Details of environment:
- Virtual Box with Guest OS: Ubuntu 12.04.4, Host OS: Windows 8
- Nutch Release: Apache nutch 1.7
- Solr Release: Apache Solr 3.6.2
- Referring to wiki.apache.org/nutch/NutchTutorial
I initiated crawling with command-
bin/nutch crawl urls -solr http://<code>mylocalhost<code>:8983/solr/ -depth 3 -topN 5
This command succeeded with no errors.
After that, I opened the solr admin page in browser and tried to search with a default query string: \*:*
. However, this resulted in a page with the below content:
This XML file does not appear to have any style information associated with it.

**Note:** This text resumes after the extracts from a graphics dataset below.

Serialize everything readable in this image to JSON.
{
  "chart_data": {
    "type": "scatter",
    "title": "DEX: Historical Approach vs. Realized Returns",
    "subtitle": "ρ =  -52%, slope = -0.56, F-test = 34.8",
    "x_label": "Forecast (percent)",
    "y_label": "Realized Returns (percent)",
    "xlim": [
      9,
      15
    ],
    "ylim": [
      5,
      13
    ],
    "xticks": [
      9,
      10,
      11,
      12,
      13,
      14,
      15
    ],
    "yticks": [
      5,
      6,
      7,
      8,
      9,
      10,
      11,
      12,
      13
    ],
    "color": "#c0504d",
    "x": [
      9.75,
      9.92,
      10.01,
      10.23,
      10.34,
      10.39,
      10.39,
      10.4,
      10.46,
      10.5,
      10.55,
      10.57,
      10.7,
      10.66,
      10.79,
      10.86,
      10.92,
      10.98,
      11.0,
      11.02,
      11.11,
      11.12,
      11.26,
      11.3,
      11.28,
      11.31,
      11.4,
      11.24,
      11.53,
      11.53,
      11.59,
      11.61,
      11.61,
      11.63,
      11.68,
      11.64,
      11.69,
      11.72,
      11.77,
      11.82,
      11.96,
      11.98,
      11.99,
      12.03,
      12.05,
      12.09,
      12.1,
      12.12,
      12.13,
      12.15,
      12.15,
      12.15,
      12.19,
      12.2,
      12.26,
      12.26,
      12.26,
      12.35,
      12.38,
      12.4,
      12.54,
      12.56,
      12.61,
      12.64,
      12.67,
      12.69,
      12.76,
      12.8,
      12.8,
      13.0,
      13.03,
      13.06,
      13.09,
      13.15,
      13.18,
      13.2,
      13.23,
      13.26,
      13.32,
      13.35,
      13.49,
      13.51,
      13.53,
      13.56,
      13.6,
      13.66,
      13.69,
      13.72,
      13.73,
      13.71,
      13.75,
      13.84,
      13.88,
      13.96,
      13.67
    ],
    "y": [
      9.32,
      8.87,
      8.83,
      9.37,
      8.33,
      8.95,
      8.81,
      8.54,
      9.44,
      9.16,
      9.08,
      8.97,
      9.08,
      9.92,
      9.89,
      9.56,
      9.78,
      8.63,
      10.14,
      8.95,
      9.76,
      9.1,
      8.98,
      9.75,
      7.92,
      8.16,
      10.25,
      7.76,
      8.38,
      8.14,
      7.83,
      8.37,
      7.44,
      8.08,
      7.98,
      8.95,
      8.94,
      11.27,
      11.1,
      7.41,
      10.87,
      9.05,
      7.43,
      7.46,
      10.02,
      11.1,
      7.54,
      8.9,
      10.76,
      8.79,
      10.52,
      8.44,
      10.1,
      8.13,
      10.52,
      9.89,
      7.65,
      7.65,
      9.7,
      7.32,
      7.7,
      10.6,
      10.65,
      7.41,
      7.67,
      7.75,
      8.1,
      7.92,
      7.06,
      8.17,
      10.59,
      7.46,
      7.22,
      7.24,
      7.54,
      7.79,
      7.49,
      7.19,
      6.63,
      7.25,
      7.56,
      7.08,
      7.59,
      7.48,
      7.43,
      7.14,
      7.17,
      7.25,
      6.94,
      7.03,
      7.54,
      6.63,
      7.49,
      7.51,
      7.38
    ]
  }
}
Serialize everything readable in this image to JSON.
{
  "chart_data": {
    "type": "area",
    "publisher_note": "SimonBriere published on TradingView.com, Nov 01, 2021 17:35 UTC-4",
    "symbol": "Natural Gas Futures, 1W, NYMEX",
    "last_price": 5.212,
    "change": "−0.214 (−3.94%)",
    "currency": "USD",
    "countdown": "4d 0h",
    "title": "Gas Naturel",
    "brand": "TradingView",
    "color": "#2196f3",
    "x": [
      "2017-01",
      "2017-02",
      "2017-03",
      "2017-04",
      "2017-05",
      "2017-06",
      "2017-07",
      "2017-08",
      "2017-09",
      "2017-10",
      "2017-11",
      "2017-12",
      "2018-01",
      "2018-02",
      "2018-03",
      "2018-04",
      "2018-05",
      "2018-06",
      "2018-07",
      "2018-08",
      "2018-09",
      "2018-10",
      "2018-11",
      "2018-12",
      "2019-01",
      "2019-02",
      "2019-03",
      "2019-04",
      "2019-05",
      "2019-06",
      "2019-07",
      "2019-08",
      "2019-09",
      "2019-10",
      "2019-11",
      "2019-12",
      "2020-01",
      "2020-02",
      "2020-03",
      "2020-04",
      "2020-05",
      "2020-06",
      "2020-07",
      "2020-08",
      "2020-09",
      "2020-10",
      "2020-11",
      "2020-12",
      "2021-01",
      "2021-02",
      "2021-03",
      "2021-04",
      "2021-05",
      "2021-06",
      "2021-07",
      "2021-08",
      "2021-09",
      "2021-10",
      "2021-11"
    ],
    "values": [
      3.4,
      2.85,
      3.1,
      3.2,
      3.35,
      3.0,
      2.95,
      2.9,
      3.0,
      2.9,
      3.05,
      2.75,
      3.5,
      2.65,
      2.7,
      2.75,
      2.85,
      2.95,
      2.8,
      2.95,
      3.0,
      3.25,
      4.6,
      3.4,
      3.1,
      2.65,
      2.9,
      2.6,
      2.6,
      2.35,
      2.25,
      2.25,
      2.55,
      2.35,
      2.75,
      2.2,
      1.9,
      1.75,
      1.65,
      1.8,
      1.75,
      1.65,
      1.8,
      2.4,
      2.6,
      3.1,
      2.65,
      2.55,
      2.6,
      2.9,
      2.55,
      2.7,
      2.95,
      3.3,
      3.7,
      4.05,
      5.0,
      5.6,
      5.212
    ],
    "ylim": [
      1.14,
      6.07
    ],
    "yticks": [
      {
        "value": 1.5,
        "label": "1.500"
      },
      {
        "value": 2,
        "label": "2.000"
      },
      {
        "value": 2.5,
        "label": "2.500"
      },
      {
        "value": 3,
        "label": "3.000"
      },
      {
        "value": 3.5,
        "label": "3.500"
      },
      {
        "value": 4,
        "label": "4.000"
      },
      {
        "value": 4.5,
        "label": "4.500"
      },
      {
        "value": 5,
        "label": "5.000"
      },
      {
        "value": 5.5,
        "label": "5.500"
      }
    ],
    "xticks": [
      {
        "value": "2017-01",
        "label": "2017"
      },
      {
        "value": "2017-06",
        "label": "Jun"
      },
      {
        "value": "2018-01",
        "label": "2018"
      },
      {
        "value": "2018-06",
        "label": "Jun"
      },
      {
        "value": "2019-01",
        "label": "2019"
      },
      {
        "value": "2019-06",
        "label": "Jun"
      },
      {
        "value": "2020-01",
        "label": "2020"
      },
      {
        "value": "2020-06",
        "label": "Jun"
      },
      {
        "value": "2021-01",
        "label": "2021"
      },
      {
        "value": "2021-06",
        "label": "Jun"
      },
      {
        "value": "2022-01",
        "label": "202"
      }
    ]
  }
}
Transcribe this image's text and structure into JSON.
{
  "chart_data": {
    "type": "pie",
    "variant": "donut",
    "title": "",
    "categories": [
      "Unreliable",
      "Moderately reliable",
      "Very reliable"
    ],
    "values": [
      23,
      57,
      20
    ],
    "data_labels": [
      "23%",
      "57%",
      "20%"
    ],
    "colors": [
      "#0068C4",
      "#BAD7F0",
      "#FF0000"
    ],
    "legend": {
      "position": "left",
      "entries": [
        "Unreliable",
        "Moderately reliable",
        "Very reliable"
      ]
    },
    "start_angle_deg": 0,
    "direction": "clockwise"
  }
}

The document tree is shown below.
<response>
<lst name="responseHeader">
<int name="status">0</int>
<int name="QTime">0</int>
<lst name="params">
<str name="start">0</str>
<str name="q">*:*</str>
<str name="rows">10</str>
<str name="indent">on</str>
<str name="version">2.2</str>
</lst>
</lst>
<result name="response" numFound="0" start="0"/>
</response>
When I tried to search for 'nutch' in solr, it resulted in an error: "HTTP Error 400".
Could you please help me see data crawled by nutch so that I can validate it.